Now in his 38th season in professional baseball, Thomson will become the 56th manager in Phillies’ history. He will also become the first Canadian to serve as a full-time big league manager since George Gibson (London, Ont.) did so with the Pittsburgh Pirates in 1934.
Born in 1963 in Sarnia, Ont., Thomson grew up in nearby Corunna. A standout player for the Intercounty League’s Stratford Hillers in the early ’80s, Thomson was recruited by Dick Groch, later a famous New York Yankees scout, to play for St. Clair Community College. The young Canadian suited up there for one year before transferring to the University of Kansas.

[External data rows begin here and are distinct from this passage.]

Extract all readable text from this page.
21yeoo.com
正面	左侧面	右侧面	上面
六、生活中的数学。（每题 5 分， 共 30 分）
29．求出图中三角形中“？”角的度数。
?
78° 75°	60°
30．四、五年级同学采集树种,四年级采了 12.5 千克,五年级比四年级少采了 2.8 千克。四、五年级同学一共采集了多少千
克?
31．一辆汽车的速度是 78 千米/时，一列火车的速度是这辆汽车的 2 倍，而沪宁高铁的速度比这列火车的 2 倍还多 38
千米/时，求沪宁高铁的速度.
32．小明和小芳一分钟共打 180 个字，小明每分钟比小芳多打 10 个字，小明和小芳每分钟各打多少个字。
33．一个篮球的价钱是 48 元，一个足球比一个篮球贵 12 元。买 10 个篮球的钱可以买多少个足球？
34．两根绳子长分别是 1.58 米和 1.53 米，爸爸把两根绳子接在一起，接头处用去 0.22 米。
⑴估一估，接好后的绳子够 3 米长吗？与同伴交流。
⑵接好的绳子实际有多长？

In 1984, Thomson was part of the Canadian squad that competed in the 1984 Summer Olympics in Los Angeles when baseball was a demonstration sport. The following year, he was selected by the Detroit Tigers in the 32nd round of MLB draft.
The Canuck catcher/third baseman would advance as high as the class-A level before shifting his focus to coaching in 1988. He served as a minor league coach in the Tigers’ system for two seasons before joining the Yankees in 1990.
Over the next three decades, the hard-working Canadian evolved into one of the most respected coaches in the professional ranks. After serving in several capacities in the Bombers’ organization, including minor league coach, manager, field coordinator and director of player development, he joined the Yankees’ big league staff as a special assignment instructor in 2004.
Four years later, he was hired as Yankees bench coach and that season, he managed three games in Girardi’s absence. From 2009 to 2014, Thomson was the Yankees’ third base coach, and he played an important role on the Bombers’ 2009 World Series-winning club. He returned to the bench coach role in 2015 and worked in that capacity through 2017. Thomson had also organized spring training for the Yankees since 1998 and secured five World Series rings during his lengthy tenure with the franchise.
In December 2017, Thomson was hired by the Phillies to be their bench coach and he had served in that capacity ever since.
“It has been a frustrating season for us up until this point, as we feel that our club has not played up to its capabilities,” said Phillies president of baseball operations Dave Dombrowski in a statement. “While all of us share the responsibility for the shortcomings, I felt that a change was needed and that a new voice in the clubhouse would give us the best chance to turn things around. I believe we have a talented group that can get back on track, and I am confident that Rob, with his experience and familiarity with our club, is the right man to lead us going forward.”
Thomson was elected to the Canadian Baseball Hall of Fame in St. Marys, Ont., in 2019.